The pizza was hot and salty and exactly what Tyler needed after a day of realizing he’d been missing things that mattered—simple food for complicated thoughts.

“Want to see something?” Stella asked, reaching for her camera.

“More documentation of our family dysfunction?”

“Pretty much.” She scrolled to a folder, then handed him the camera. “I’ve been taking pictures without really thinking. Just moments that felt... important.”

Tyler looked at the first image—Mrs.

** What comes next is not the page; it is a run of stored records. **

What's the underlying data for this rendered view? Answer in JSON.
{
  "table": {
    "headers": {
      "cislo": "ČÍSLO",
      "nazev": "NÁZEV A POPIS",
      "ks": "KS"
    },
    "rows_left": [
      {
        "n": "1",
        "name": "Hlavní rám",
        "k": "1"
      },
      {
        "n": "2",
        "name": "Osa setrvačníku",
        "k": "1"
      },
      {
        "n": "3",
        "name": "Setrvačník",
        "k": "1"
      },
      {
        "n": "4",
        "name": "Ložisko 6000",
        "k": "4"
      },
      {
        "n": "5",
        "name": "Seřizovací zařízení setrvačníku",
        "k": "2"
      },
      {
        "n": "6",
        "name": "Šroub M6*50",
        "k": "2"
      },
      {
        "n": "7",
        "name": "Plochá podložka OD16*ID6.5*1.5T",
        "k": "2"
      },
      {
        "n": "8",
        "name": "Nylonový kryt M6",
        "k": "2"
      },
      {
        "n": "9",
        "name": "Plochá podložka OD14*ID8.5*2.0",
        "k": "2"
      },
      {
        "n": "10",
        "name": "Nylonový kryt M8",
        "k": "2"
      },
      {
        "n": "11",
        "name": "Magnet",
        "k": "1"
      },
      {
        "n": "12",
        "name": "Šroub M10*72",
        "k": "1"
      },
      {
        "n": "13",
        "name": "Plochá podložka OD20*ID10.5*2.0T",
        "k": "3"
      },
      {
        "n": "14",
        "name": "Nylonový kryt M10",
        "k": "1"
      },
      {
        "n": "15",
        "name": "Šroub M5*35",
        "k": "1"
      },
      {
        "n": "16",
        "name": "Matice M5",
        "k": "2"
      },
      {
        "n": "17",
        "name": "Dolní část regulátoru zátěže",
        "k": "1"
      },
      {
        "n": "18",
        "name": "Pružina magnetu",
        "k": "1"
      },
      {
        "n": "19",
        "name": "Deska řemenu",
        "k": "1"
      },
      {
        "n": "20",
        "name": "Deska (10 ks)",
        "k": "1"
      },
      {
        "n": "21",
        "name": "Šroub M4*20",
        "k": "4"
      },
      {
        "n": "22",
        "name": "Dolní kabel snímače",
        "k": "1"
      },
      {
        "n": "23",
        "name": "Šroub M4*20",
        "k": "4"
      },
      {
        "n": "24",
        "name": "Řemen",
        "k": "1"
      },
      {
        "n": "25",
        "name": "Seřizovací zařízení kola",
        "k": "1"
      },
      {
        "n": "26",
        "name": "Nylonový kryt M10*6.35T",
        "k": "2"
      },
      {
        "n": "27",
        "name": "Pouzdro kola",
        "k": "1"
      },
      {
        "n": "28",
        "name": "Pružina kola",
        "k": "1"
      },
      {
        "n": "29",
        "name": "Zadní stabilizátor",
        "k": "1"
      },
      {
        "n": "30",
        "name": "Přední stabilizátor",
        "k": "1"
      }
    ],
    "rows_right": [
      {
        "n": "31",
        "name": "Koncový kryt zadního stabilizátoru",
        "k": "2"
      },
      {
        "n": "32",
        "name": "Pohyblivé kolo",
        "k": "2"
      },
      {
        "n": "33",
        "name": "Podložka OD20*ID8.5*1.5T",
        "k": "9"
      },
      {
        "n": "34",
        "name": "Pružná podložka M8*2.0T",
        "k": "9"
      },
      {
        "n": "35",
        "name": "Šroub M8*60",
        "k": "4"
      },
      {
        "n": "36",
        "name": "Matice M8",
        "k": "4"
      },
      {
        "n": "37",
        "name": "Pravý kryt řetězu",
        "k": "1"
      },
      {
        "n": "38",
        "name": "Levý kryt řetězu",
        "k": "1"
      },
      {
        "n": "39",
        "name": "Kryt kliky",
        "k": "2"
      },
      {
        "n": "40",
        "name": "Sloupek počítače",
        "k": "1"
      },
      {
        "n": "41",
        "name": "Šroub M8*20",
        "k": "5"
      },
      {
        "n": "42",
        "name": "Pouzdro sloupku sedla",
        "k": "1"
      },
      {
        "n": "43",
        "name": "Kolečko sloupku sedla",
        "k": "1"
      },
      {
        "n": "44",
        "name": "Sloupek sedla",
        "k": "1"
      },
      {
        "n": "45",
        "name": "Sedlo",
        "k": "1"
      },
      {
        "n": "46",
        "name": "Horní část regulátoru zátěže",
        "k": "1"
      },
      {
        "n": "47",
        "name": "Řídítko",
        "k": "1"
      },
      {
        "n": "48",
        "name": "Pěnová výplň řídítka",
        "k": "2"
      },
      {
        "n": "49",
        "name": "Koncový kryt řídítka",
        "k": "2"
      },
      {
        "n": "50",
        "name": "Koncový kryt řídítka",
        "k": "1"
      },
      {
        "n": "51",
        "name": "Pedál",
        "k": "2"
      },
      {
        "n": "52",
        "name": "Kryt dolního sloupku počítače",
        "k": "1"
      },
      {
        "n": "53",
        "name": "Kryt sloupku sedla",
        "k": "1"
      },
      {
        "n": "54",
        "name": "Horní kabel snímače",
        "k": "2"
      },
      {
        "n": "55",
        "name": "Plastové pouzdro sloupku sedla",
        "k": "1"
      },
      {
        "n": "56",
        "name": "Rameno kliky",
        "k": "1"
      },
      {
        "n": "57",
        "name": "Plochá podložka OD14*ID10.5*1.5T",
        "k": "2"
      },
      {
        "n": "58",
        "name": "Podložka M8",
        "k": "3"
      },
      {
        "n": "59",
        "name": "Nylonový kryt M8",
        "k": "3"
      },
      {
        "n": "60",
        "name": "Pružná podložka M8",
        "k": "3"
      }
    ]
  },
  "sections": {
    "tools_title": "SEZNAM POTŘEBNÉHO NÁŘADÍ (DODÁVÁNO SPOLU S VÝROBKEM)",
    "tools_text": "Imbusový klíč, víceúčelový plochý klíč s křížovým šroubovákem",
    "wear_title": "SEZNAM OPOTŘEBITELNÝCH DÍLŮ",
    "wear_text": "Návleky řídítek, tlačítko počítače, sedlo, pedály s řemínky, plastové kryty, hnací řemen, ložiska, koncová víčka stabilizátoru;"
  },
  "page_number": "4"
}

Borden in the Shack doorway, not her usual confident stride to Table Seven but an expression of genuine confusion. Lost in a place she’d known for years.

“When did you take this?”

“Tuesday. During the lunch rush.” Stella grabbed a napkin, pizza grease making the camera handoff risky. “Anna had justfinished ‘optimizing’ the tables. Mrs. Borden stood there for five whole minutes.”

Tyler scrolled to the next photo—Mrs. Walker at the register, leaning in with the expression of someone asking a delicate question. Behind her, other customers wore the same uncertain look.

“They’re all asking if everything’s okay,” Stella said, reading his face. “Different words, same worry.”

The next photos told a story Tyler realized he’d been living through without seeing. Harold searching for salt. A family with kids decoding the new table names. Regulars pausing at the door like they were double-checking the sign outside.

Tyler took another bite of pizza.

“This one’s my favorite,” Stella said, advancing the photos. “Well, not favorite. Most revealing.”

The shot showed Bernie at his corner table, not absorbed in his tablet but watching the room with careful attention. His expression carried concern wrapped in the polite neutrality he used when things were worse than he let on.

“That’s Bernie in analyst mode,” Tyler said.

“That’s Bernie watching something he loves fall apart,” Stella said. “Look at his face. He’s not judging. He’s worried.”

Tyler studied the photo. Bernie’s eyes held the quiet ache of someone watching a home lose its shape.

“How many customers asked you if everything was okay this week?” he asked.

“Seven. Maybe eight.” Stella pulled a string of cheese off her slice. “But it’s not just the questions. It’s the way people move—like they’re relearning how to belong.”